着物のサイズ表記について

巻き尺

着物は「鯨尺(くじらじゃく)」という布を測る際の単位である「寸」や「尺」といった表記で表されます。1寸は約3.8㎝、1尺は約38㎝です。つまり10寸=1尺ということですね。

適切なサイズの選び方

着物のサイズ呼び名

身丈(みたけ)

着物の身丈

身長の+5㎝~-5㎝以内が適切です。身丈160㎝であれば慎重155~165㎝の方が着ることができます。身丈はおはしょりによって調節することができるので、その分洋服よりも着ることのできるサイズの範囲が広くなっています。

ちなみに、おはしょりを含めた長さを「身丈」、含めない長さを「着丈(きたけ)」といいます。
つまり、小紋や訪問着などの長着は「身丈」、長襦袢などは「着丈」を使うことが多いです。

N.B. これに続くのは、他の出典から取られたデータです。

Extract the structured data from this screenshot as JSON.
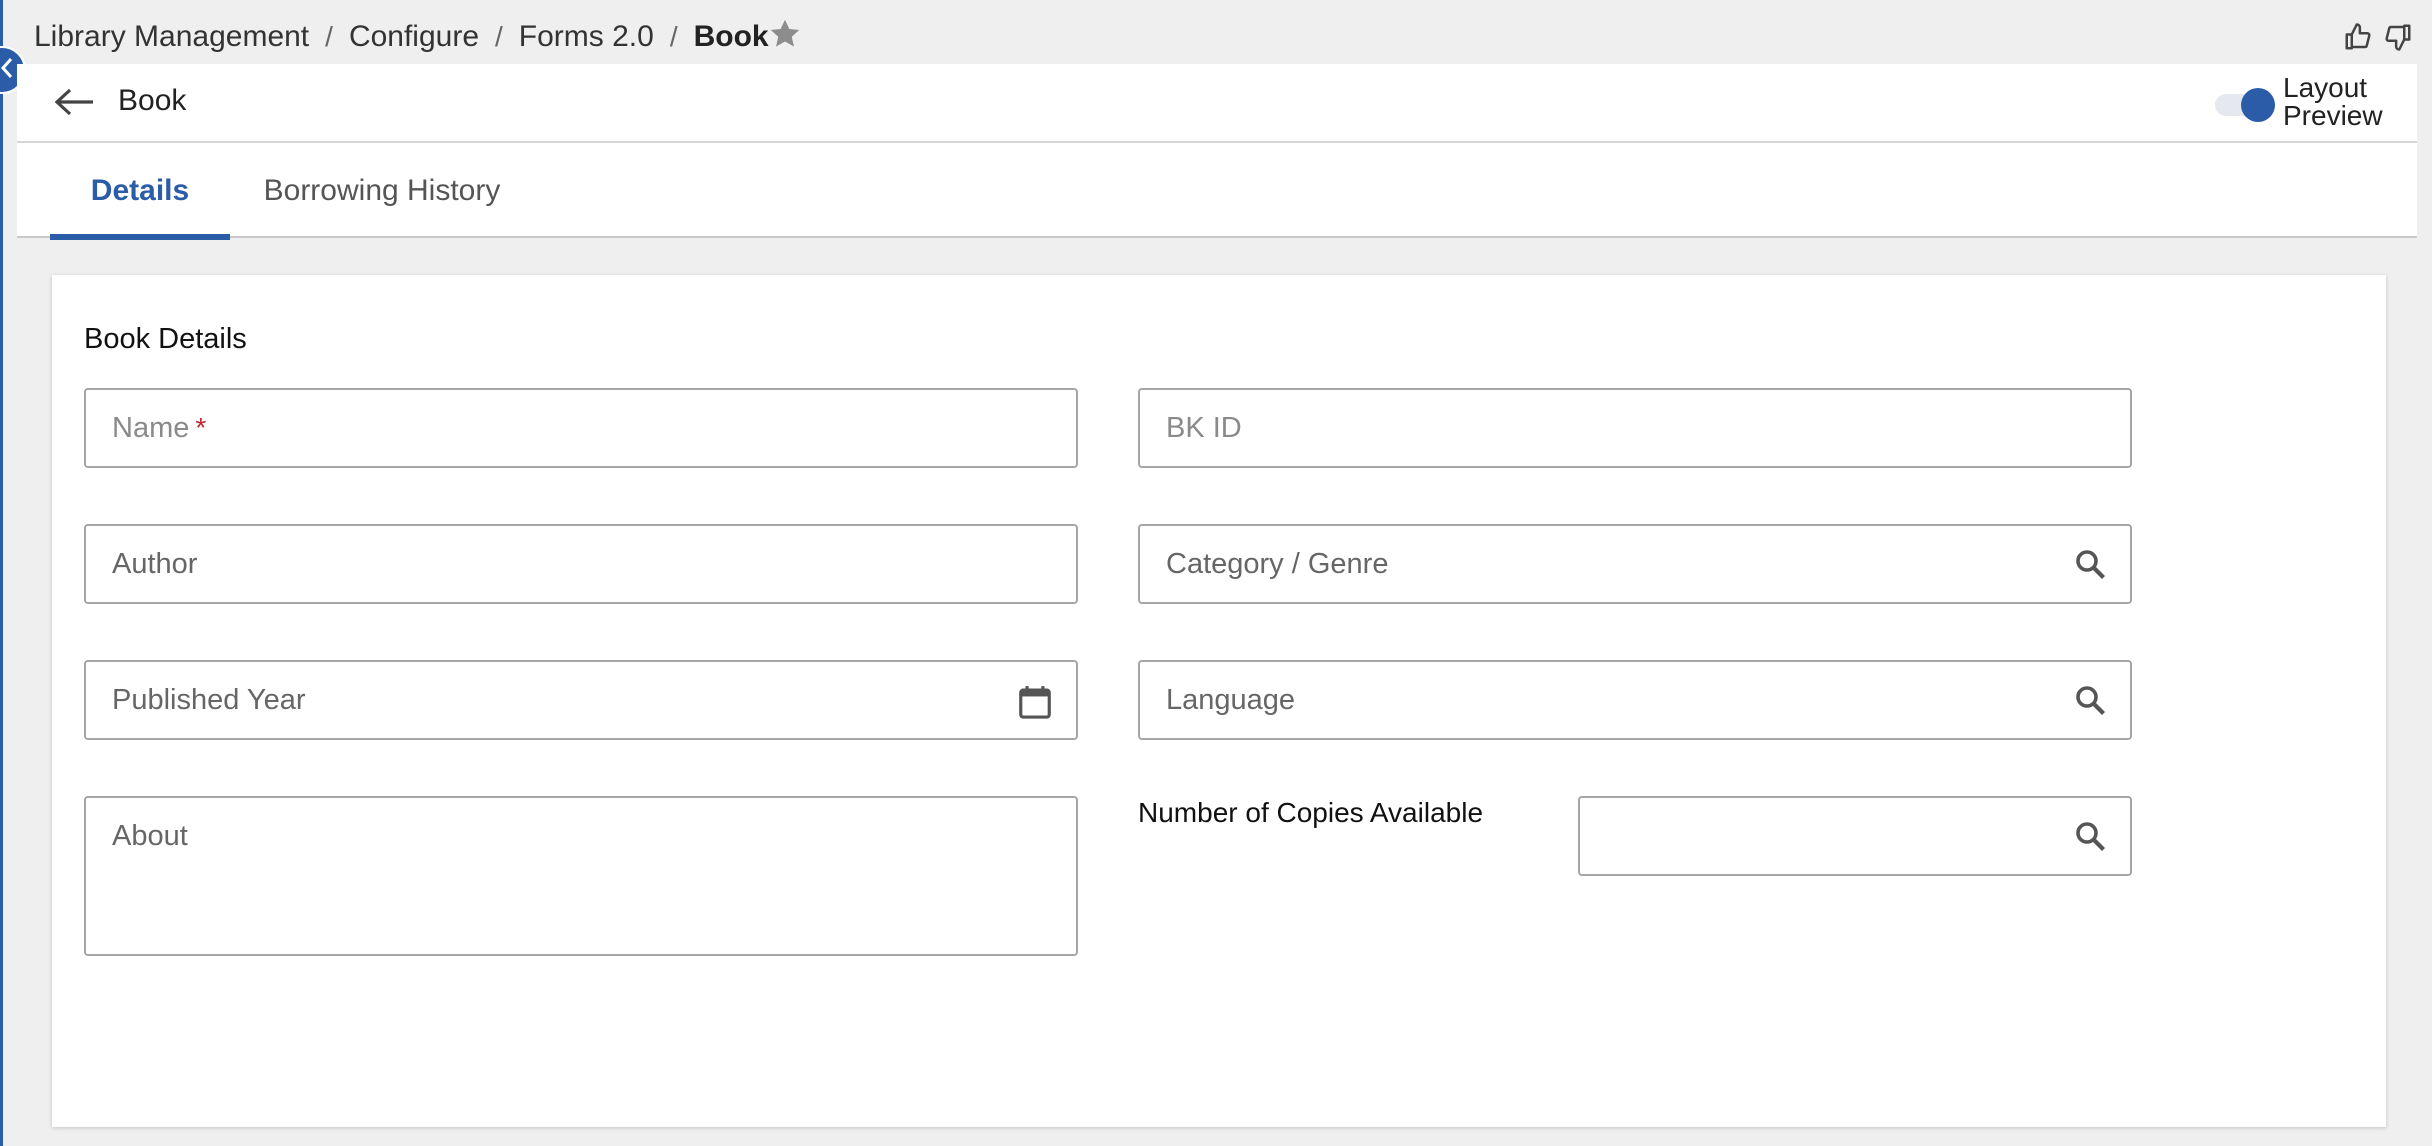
{
  "breadcrumb": {
    "items": [
      "Library Management",
      "Configure",
      "Forms 2.0"
    ],
    "current": "Book",
    "separator": "/"
  },
  "header": {
    "title": "Book",
    "layout_preview_label": "Layout Preview",
    "layout_preview_on": true
  },
  "tabs": [
    {
      "label": "Details",
      "active": true
    },
    {
      "label": "Borrowing History",
      "active": false
    }
  ],
  "form": {
    "section_title": "Book Details",
    "fields": {
      "name": {
        "label": "Name",
        "required_mark": "*"
      },
      "bk_id": {
        "label": "BK ID"
      },
      "author": {
        "label": "Author"
      },
      "category": {
        "label": "Category / Genre",
        "icon": "search-icon"
      },
      "published_year": {
        "label": "Published Year",
        "icon": "calendar-icon"
      },
      "language": {
        "label": "Language",
        "icon": "search-icon"
      },
      "about": {
        "label": "About"
      },
      "copies": {
        "label": "Number of Copies Available",
        "icon": "search-icon"
      }
    }
  },
  "colors": {
    "accent": "#2a5ca8",
    "required": "#c0272d",
    "background": "#eeefee"
  }
}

また、身丈の測り方は販売先によって若干異なります。肩から測る場合と背から測る場合があるのでどちらで測られているのか、気をつけて確認してください。肩から測るのと背から測るのでは3㎝弱サイズが変わってしまいます。

裄丈(ゆきたけ)

着物の裄丈

裄丈とは首の後ろの付け根から肩(背中側)を通り、手首のくるぶしまでの長さです。
測る際は腕を斜め45度ほどにおろして測ります。
約±3㎝以内であれば普通に着られる可能性が高いです。

前幅・後幅

着物の前幅・後幅

前幅、後幅はヒップサイズに関わります。
それぞれ前幅は脇の線から縫い目まで、後幅は背中の中心線から脇の線までを指します。
「前幅+後幅×2+15」の数字が、ヒップサイズと近いものを選ぶのが適切です。
この数字がヒップサイズより大きい分には着付けの際に調整ができますが、小さい場合にははだけてしまったりと綺麗に着ることができない可能性があります。
ジャストサイズが理想ですが、小さめよりは大きめを選ぶ方がまだ良いでしょう。

袖丈、袖幅

着物の前幅・後幅

袖丈は、最近のものでは49cm(1尺3寸)くらいのものが多いですが、ものによって短かったり、長かったりそれぞれです。
袖丈で気をつけなければいけないのは長襦袢の場合です。長襦袢の袖丈が短いと、着ているうちに着物から飛び出してきてしまいます。
着物と同じか、長襦袢がほんの少し(1cm前後)長いくらいが丁度良いでしょう。

袖幅についても同様で、長襦袢の方があまりに長いと、これも着物から見えてしまう原因になります。ただ、長襦袢もちらりと見せるのもおしゃれのうちですので、そこまで気にしなくて大丈夫です。

男性の着物サイズについて

男性物の場合は、おはしょりがなく、身丈=着丈であり、寸法は実際に着るサイズと同じになります。女性の場合と同じく首の付け根からくるぶしまでのサイズになります。
だいたい身長-25㎝くらいです。


ご自身のサイズがわかると実際に試着ができなくても購入することができますね。
今までネットでの購入に不安を感じていた方も、こちらを参考にぴったりの着物を選んでみてください。